In a week in which the city council finally settled a long-running grievance with some of its lowest-paid workers, another battle looms.
But, unlike the row about equal pay for female employees, the debate over “privatisation” of services is about conflicting opinion rather than a clear case of right and wrong.
A report today covers two possible areas for out-sourcing work currently done in-house at the council.
Officials have recommended that councillors hand over to the private sector the work done by the likes of school janitors, cooks and cleaners.
They say privatising “integrated facilities management” services will save at least £51.5m – £13.5m more than could be expected in-house.
A second “alternative business model” plan, to save up to £69m by putting back-office work like HR and IT into private hands, has been recommended for rejection.
Privatisation is a tricky and emotive issue and the usual clarion voices will be raised in protest at the facilities plan, especially from the trades unions. They might as well save their breath.
There is next to no chance that either out-sourcing scheme will go ahead, despite the prospect of multi-million pound savings.
After all, a plan to out-source environmental services such as bin collections was chucked out by councillors last month, even though it seemed a no-brainer, given that it would have saved up to £72m.

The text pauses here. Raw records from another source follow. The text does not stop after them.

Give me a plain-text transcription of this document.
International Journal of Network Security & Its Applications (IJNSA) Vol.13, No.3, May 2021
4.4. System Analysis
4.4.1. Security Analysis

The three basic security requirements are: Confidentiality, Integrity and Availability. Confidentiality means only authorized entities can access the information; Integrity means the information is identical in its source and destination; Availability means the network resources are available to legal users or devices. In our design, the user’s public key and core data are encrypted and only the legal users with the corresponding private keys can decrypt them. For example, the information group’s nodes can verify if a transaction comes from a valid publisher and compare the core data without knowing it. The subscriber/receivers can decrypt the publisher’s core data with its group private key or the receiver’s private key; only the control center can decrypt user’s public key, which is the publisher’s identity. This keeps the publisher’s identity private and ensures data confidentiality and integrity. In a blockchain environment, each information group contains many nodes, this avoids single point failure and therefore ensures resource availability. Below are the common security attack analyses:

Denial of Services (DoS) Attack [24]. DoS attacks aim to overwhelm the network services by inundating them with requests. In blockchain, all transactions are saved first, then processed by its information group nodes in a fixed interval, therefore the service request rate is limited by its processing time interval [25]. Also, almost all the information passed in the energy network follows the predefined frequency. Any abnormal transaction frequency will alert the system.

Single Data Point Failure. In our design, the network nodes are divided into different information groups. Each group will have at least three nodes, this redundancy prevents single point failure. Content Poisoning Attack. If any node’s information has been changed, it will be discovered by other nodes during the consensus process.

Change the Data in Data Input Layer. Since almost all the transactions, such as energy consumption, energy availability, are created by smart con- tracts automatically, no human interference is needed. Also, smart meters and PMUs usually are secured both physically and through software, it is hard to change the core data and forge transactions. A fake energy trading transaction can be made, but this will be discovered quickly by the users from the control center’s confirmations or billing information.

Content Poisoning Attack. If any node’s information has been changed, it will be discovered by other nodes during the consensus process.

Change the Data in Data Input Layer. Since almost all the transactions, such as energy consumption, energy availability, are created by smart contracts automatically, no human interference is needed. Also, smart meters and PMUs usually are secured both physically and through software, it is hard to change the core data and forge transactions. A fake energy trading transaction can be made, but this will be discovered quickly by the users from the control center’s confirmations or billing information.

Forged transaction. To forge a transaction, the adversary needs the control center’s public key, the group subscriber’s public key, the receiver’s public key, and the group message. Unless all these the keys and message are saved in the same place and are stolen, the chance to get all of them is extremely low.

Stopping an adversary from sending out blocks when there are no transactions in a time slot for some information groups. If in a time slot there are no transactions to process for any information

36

The decision was a purely political one. With a local election in May, the SNP in particular did not want to be seen to be privatising jobs.
As so often in recent years, the Nationalists were the most deft political movers on this issue. And the smart money will be on all parties, other than the Tories, joining them to throw out Privatisation Mark II.
That would be smart politics, after all. But whoever does win in May will have to find other ways to make much-needed savings – or look again at out-sourcing services.
The “real” rector
we wish Peter McColl good luck in his new role as rector at Edinburgh University.
He has big shoes to fill, following the likes of Lord Kitchener, Winston Churchill and Gordon Brown.
Those are famous names, and even more recent rectors, including a journalist and MSP, have had a degree of recognition. So the election of an unknown charity worker will have surprised many.
But Peter was elected on a strong anti-fees platform and that shows the priorities of today’s students. Clearly he’s no Boris Johnson . . . and that may be no bad thing.